The biographical information about him is all over the place. Generally, it’s agreed that he was born in El Paso, Texas. But the Google sidebar says Tsushima, Nagasaki, Japan, and a site called Wall of Celebrities says Tsushima, North Korea. The M*A*S*H fan wiki has barely any information about him and says he’s ethnically Korean, but most other sites suggest he is in fact ethnically Chinese, or part Chinese and part Mexican. IMDb features a quote from him that says, “I’m Chinese and part Mexican, just not sure what part it is.” But is that metaphorical? From someone who was born in El Paso, that’s possible, but maybe not.
What’s definitely true is that he was both a popular entertainer in LA’s Chinatown and a consistently entertaining character actor over decades who also did stage work. What’s definitely true is that he was one of the few actual Korean War veterans to appear on M*A*S*H over the years—possibly that’s where the fan wiki is confused. He goes by “Curlee” and called himself the Sex Symbol of Chinatown, and that combines to indicate a great sense of humour about himself, something that always disposes me to like someone.
He has done four classic spin-off/follow-ups of TV, having appeared on After MASH, Trapper John MD, Archie Bunker’s Place, and Still the Beaver. I’ve actually seen two of those—I’m not a big enough All in the Family fan to have tried Archie Bunker’s Place and am not a huge Trapper John fan, either—but not in many years, so I don’t know if there’s an observation that “restaurant owner” is strangely familiar, but I would’ve put it there if I had been the writer. Still, this is another one of those places where I’m left wondering how many other actors have that sort of record, like someone who did both Barney Miller and Fish or both Mary Tyler Moore and Lou Grant as different characters.

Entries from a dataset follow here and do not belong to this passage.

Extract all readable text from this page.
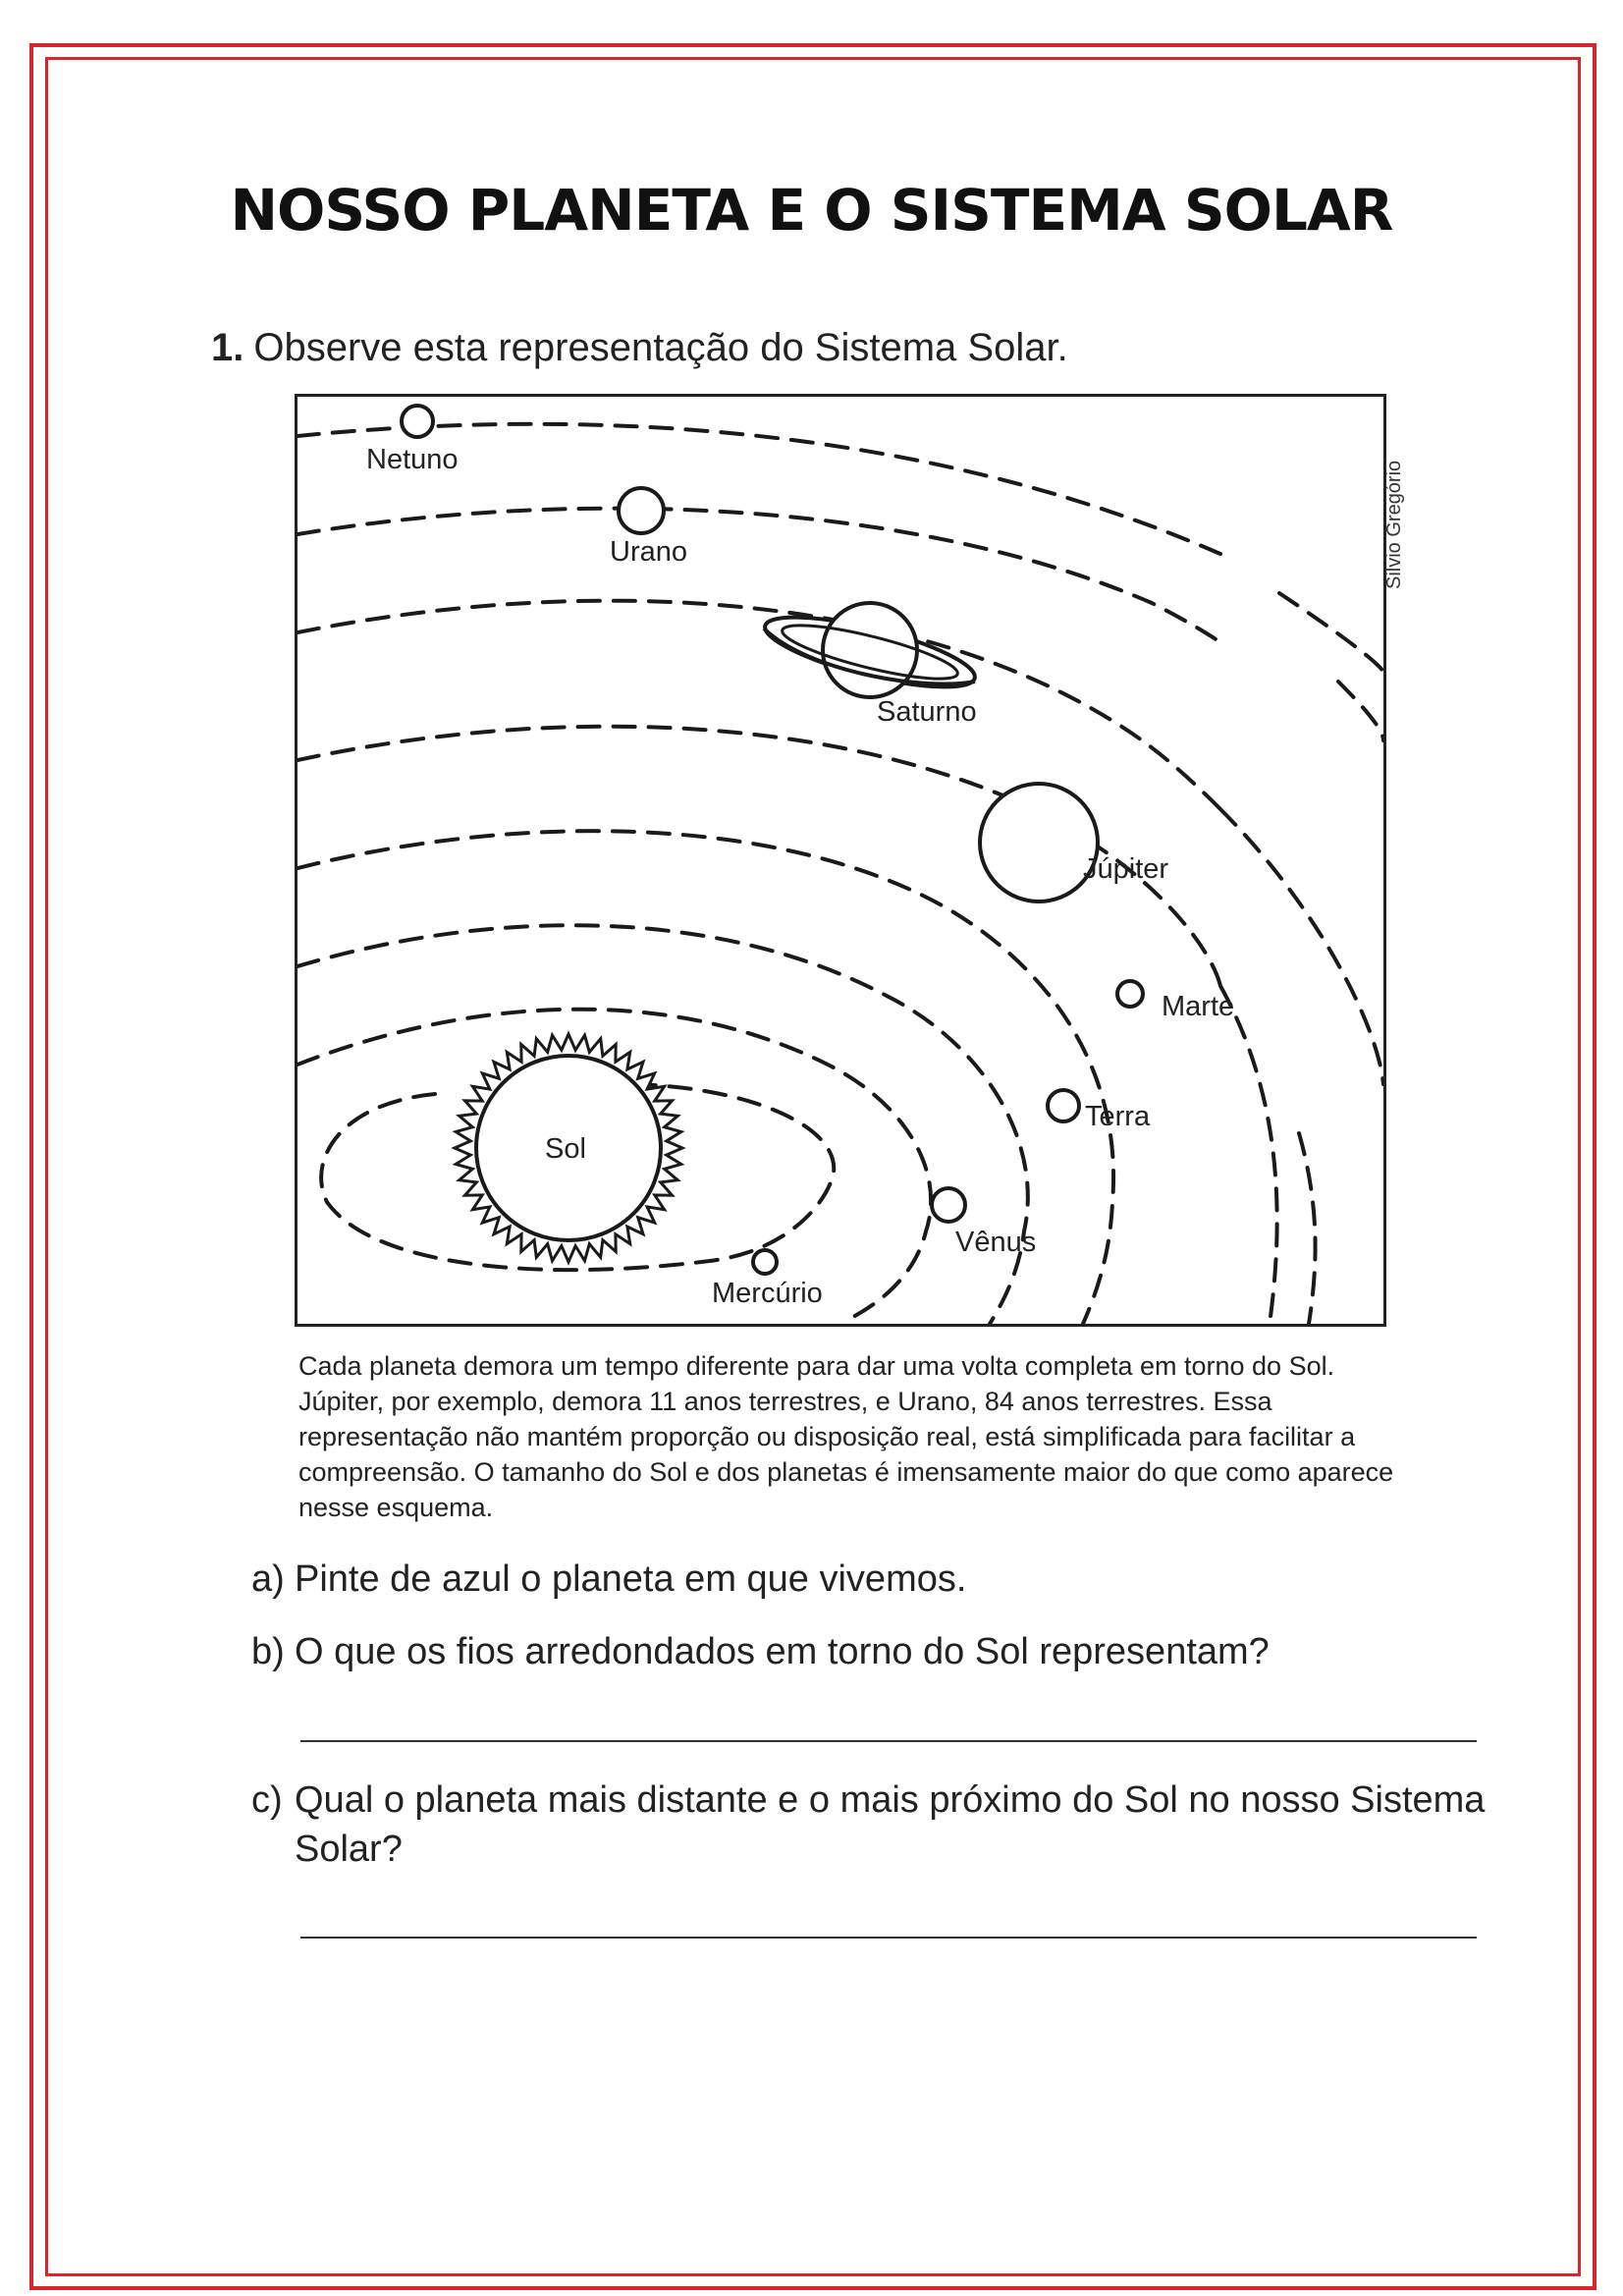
NOSSO PLANETA E O SISTEMA SOLAR
1. Observe esta representação do Sistema Solar.
Netuno
Urano
Saturno
Júpiter
Marte
Terra
Vênus
Mercúrio
Sol
Silvio Gregório
Cada planeta demora um tempo diferente para dar uma volta completa em torno do Sol. Júpiter, por exemplo, demora 11 anos terrestres, e Urano, 84 anos terrestres. Essa representação não mantém proporção ou disposição real, está simplificada para facilitar a compreensão. O tamanho do Sol e dos planetas é imensamente maior do que como aparece nesse esquema.
a) Pinte de azul o planeta em que vivemos.
b) O que os fios arredondados em torno do Sol representam?
c) Qual o planeta mais distante e o mais próximo do Sol no nosso Sistema Solar?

Most of us probably remember him from one or another of his eleven episodes of M*A*S*H. He even played named characters five times, albeit once as one of several men claiming the same name. Several of those characters are among the most entertaining one-shot characters in the history of the series; part of it is that Lee-Sung really sells the bit, no matter what the bit is. He’s a lot of fun, and he’s having a lot of fun with it. And certainly I’m sure he’d rather we talk about that than how he was on the pilot of Pink Lady and Jeff.